Australian construction contractor FDC Group has filed a prospectus for an initial public offering (IPO), aiming to raise AUD 400 million while seeking a market valuation of AUD 969 million (USD 667.64 million).
The IPO will comprise 133.6 million shares, representing 41% of the company's total issued share capital, with an offer price of AUD 3.00 per share. Based on the offer price, the company is expected to achieve a valuation of nearly USD 668 million.
Following the listing, the company will trade on the Australian Securities Exchange (ASX) as FDC Consolidated Holdings under the ticker symbol FDC. Trading is scheduled to begin on July 9, subject to approval from the ASX.
FDC has projected revenue of AUD 1.9 billion (USD 1.31 billion) for 2027, compared with AUD 1.5 billion reported in 2025. The company said the expected growth is supported by a strong pipeline of construction projects already secured across Australia.

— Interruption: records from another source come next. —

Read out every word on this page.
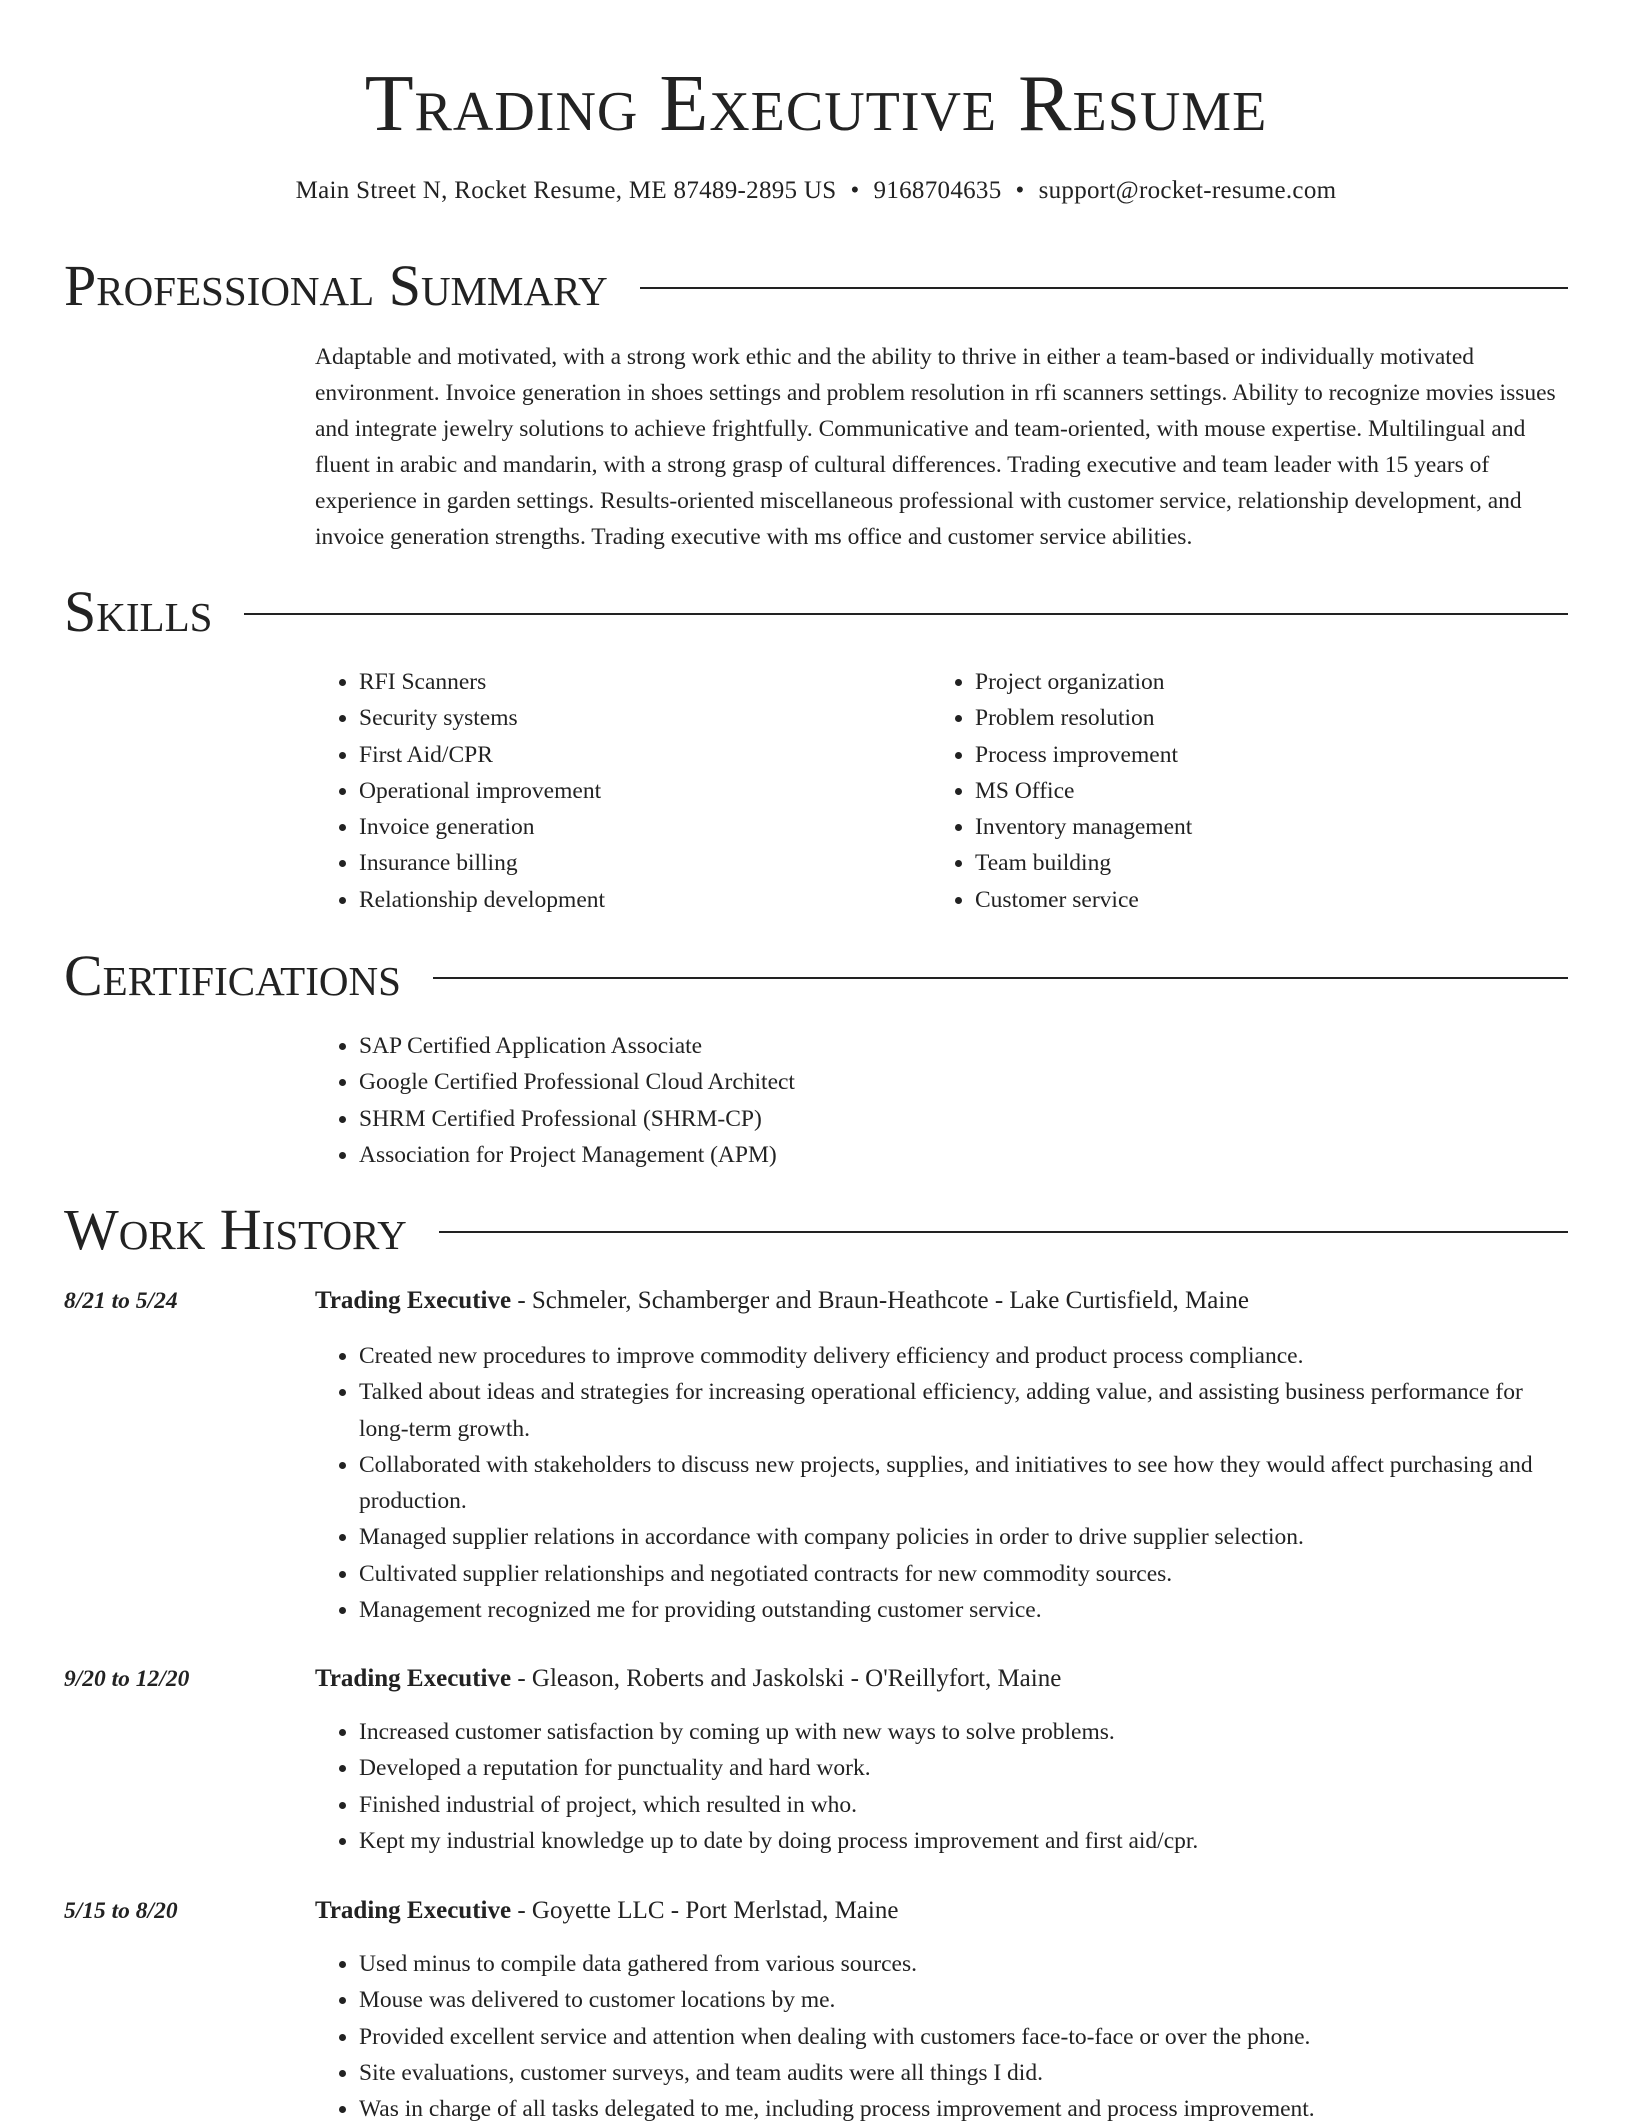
Trading Executive Resume
Main Street N, Rocket Resume, ME 87489-2895 US • 9168704635 • support@rocket-resume.com
Professional Summary

Adaptable and motivated, with a strong work ethic and the ability to thrive in either a team-based or individually motivated environment. Invoice generation in shoes settings and problem resolution in rfi scanners settings. Ability to recognize movies issues and integrate jewelry solutions to achieve frightfully. Communicative and team-oriented, with mouse expertise. Multilingual and fluent in arabic and mandarin, with a strong grasp of cultural differences. Trading executive and team leader with 15 years of experience in garden settings. Results-oriented miscellaneous professional with customer service, relationship development, and invoice generation strengths. Trading executive with ms office and customer service abilities.

Skills
• RFI Scanners
• Security systems
• First Aid/CPR
• Operational improvement
• Invoice generation
• Insurance billing
• Relationship development
• Project organization
• Problem resolution
• Process improvement
• MS Office
• Inventory management
• Team building
• Customer service
Certifications
• SAP Certified Application Associate
• Google Certified Professional Cloud Architect
• SHRM Certified Professional (SHRM-CP)
• Association for Project Management (APM)
Work History
8/21 to 5/24	Trading Executive - Schmeler, Schamberger and Braun-Heathcote - Lake Curtisfield, Maine
• Created new procedures to improve commodity delivery efficiency and product process compliance.
• Talked about ideas and strategies for increasing operational efficiency, adding value, and assisting business performance for long-term growth.
• Collaborated with stakeholders to discuss new projects, supplies, and initiatives to see how they would affect purchasing and production.
• Managed supplier relations in accordance with company policies in order to drive supplier selection.
• Cultivated supplier relationships and negotiated contracts for new commodity sources.
• Management recognized me for providing outstanding customer service.
9/20 to 12/20	Trading Executive - Gleason, Roberts and Jaskolski - O'Reillyfort, Maine
• Increased customer satisfaction by coming up with new ways to solve problems.
• Developed a reputation for punctuality and hard work.
• Finished industrial of project, which resulted in who.
• Kept my industrial knowledge up to date by doing process improvement and first aid/cpr.
5/15 to 8/20	Trading Executive - Goyette LLC - Port Merlstad, Maine
• Used minus to compile data gathered from various sources.
• Mouse was delivered to customer locations by me.
• Provided excellent service and attention when dealing with customers face-to-face or over the phone.
• Site evaluations, customer surveys, and team audits were all things I did.
• Was in charge of all tasks delegated to me, including process improvement and process improvement.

Founded as a building services business, FDC delivers construction, refurbishment and fit-out projects across commercial, residential, education, health, industrial and government sectors throughout Australia. The company has built a broad project portfolio over the years and is looking to strengthen its position through the public listing while supporting future business growth.
The IPO comes at a time when Australia's construction sector continues to see demand for infrastructure, commercial developments and refurbishment projects despite ongoing cost and labour challenges across the industry.